Leitoa destaca trabalho do governo Jackson na Baixada

O deputado Chico Leitoa (PDT) ocupou, hoje (7), a tribuna da Assembleia para destacar o trabalho do governo Jackson Lago (PDT) para tornar possível a execução do projeto que pereniza a água doce dos sete lagos da Baixada Maranhense. A proposta foi concebida nos anos 80 pelo Departamento de Obras de Saneamento (DNOS).

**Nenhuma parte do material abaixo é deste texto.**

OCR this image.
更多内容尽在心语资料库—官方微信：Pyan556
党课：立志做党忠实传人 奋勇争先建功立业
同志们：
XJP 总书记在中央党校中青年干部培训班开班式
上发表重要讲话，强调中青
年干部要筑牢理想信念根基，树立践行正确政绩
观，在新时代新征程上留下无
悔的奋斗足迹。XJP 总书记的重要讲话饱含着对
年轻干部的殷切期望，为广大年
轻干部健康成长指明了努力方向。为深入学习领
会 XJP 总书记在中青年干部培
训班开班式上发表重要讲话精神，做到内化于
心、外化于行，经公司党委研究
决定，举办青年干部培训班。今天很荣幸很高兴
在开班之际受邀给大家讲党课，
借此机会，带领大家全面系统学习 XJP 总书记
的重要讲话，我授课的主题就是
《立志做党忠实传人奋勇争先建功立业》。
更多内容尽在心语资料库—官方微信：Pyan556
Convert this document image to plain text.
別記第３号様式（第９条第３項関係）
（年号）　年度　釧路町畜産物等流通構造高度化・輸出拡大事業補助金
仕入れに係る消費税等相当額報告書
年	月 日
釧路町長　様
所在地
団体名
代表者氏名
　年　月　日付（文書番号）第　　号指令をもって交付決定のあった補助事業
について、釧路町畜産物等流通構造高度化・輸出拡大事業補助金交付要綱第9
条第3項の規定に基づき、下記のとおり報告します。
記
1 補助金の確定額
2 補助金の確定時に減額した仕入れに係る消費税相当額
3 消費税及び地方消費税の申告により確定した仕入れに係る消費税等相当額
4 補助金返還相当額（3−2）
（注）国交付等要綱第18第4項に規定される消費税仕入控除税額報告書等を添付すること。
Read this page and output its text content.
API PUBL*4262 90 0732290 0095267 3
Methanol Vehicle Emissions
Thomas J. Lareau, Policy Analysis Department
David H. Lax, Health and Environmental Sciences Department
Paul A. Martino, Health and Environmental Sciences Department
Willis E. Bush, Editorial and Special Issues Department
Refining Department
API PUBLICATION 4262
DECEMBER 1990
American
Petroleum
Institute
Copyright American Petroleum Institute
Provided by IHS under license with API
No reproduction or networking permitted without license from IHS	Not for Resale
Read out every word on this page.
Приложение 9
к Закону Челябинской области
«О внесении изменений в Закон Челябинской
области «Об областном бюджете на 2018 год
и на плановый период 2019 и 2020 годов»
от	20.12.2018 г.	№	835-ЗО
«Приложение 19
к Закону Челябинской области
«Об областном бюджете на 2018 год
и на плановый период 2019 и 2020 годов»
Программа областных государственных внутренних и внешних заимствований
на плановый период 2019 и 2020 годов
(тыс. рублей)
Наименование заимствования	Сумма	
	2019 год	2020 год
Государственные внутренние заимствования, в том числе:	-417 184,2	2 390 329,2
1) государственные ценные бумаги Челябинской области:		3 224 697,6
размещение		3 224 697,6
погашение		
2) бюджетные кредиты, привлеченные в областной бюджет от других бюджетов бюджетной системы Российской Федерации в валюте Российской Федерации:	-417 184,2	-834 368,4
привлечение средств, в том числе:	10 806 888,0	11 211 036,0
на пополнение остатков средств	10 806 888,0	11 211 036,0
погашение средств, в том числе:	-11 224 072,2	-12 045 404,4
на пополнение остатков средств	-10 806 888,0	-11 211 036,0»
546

Segundo Leitoa, durante sua gestão Jackson Lago resgatou o projeto, atualizou seus dados, e contratou uma empresa para fazer os estudos de impacto ambiental. Posteriormente, foram realizadas as audiências públicas para dar seqüência ao que a lei exige de um projeto dessa envergadura.

Para o pedetista, a obra visa, sobretudo, melhorar a vida da população de 21 municípios da Baixada Maranhense. “Com a conclusão dos trabalhos, milhares de famílias estarão aliviadas sua vida de indigência, grande parte dela verificada no período não chuvoso”, afirmou.

Por outro lado, Chico Leitoa acha que o governo atual deveria ter dado seqüência a implantação do projeto. Segundo ele, Jackson Lago fez um convênio com o consórcio dos 21 municípios da Baixada, transferindo parte dos recursos que seriam necessários para implantar os diques da grande obra.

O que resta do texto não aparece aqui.